You'll get varied answers I couldn't even do a honeymoon this year and leave my 2 year old. We opted for tow nights in the uk 🤣 if you are asking this question maybe you are unsure too? Could you do a couple nights in Europe?

User839516 · 12/10/2022 20:03

Oh God no I wouldn’t! A 2yo is just the right age to know they’re being left but not really understand why and 10 months is peak separation anxiety time. Just wait until they’re a bit older, it’s not forever. Go away somewhere closer for a weekend if you want time to ‘reconnect’.

Quartz2208 · 12/10/2022 20:06

How about a weekend in Alton Towers - lots of roller coasters nice hotels. I know it isnt quite Universal (which both of mine have loved from around 2.5-3 Seuss Landing is a favourite. DS still adores Cat in the Hat) but a good weekend away for Theme Park Fanatics

The time difference and time it would take to go back would put me off

orangeisthenewpuce · 12/10/2022 20:06

Yes of course you should go if you think they'll have a lovely time with grandma. You can face time every night. They'll be fine.
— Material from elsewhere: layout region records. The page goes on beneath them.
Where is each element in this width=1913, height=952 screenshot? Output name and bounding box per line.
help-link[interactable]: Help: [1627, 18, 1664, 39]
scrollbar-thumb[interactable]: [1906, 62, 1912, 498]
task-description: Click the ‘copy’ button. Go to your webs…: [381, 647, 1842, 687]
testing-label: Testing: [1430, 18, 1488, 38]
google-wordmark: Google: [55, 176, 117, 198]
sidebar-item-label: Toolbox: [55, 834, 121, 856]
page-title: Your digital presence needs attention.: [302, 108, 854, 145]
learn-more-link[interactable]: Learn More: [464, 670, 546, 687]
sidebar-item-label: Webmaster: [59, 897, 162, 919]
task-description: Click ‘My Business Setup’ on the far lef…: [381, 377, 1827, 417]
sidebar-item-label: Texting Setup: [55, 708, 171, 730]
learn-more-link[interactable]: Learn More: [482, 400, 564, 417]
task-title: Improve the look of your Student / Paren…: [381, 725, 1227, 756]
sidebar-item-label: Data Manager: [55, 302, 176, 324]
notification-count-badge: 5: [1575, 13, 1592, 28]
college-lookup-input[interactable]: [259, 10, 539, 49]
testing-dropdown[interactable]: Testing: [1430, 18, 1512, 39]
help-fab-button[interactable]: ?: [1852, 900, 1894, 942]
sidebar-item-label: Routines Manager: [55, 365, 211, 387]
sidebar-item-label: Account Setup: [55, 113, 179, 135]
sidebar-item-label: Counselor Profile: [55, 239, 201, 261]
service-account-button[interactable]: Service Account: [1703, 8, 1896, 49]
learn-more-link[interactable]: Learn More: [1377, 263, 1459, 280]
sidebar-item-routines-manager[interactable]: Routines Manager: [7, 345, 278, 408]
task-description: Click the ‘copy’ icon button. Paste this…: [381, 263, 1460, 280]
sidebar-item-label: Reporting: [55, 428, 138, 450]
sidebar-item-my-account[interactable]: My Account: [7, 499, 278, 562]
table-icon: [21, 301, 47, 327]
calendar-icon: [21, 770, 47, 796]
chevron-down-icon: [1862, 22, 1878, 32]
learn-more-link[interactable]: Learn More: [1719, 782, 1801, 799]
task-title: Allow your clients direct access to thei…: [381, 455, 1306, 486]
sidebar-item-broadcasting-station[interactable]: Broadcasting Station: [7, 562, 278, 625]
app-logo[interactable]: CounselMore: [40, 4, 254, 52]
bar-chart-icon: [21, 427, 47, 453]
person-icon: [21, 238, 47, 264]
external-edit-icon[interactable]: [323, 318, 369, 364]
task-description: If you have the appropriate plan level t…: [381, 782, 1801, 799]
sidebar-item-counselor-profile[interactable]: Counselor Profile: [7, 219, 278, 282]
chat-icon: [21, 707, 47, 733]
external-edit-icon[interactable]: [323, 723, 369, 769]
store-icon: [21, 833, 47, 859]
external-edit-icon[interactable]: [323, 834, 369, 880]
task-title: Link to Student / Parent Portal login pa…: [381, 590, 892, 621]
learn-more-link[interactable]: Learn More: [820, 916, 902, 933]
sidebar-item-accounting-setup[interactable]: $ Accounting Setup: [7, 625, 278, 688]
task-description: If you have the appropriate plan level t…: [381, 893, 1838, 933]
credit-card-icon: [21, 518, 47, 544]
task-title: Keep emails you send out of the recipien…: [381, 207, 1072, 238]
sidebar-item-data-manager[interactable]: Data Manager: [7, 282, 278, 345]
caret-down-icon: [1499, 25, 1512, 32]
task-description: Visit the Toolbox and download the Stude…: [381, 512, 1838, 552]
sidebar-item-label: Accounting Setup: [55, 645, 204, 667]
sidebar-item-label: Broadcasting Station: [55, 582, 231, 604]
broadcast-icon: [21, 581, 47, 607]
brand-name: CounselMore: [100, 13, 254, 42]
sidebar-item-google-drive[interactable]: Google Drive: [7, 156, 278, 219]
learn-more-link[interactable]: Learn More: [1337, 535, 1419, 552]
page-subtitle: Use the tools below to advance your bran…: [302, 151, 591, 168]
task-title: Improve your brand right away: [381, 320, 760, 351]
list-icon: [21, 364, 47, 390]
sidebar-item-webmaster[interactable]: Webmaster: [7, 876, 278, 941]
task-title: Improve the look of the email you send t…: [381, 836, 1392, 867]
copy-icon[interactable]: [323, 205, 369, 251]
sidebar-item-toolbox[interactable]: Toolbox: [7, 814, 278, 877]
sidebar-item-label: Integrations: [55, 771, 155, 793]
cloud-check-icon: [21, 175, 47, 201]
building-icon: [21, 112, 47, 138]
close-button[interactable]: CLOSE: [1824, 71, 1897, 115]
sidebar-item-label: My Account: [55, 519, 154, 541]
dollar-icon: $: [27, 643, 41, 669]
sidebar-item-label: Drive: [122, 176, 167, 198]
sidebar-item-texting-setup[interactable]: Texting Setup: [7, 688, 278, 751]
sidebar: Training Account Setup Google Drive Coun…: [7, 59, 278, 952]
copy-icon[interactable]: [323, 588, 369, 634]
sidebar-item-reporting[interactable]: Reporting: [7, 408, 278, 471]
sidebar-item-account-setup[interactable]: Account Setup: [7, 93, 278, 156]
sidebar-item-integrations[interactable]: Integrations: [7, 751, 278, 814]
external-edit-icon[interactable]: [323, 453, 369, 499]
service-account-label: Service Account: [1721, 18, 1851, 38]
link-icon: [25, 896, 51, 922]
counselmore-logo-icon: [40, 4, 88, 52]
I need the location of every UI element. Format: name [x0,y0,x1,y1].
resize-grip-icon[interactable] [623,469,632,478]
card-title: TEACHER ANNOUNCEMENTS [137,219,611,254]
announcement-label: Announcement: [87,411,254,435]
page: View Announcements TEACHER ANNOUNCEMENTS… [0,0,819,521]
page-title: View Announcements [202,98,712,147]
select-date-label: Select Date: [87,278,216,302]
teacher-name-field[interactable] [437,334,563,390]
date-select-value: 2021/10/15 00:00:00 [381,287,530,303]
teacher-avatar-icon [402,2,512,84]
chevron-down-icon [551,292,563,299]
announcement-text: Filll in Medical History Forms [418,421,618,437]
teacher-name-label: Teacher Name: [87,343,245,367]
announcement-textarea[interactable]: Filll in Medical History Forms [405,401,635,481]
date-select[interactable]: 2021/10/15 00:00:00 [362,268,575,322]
GertrudePerkinsPaperyThing · 12/10/2022 20:07

Well, yanbu if you’ve got perfectly fit, capable parents who are happy to look after them.

Personally, I’d do something you really can’t do with children for my child free break - a relaxing adults only hotel in Europe or something. Or something more adventurous if that’s what your prefer.

I’d do universal when the kids were a bit older and could come too. But that’s just me, that’s not you.

MindatWork · 12/10/2022 20:08

It’s a personal choice but I wouldn’t - apart from any concerns about childcare, you may find the last thing you want is a week at Disneyland!

We booked a long weekend in Rome when DD was first born, for when she would have been 10 months. My DM was all set to have her and actually encouraged us to book.

Then it got to a month before and we bottled it. I didn’t want to be in a different country to her, she was in the midst of a terrible sleep regression and - more than anything else - I was so knackered the thought of a flight and a busy city break was too much to handle 😂.

We ended up booking a swanky hotel in London with the money and had a nice dinner and a lie-in the next day.

berksandbeyond · 12/10/2022 20:08

I can't imagine going to Florida, especially a theme park, and leaving my kids at home.

Just wait and all go together.

But then I've never left my 4 year old overnight so maybe I am not the person to ask!

Folklore9074 · 12/10/2022 20:09

I think its too long personally at that age, but no one can make this call for you.

twoandone · 12/10/2022 20:10

I would do a weekend or something and then do Florida in a few years with the kids. But it is your choice. It is a lot for a grandparent to take on. I know my mum finds a weekend long enough to have my two little ones.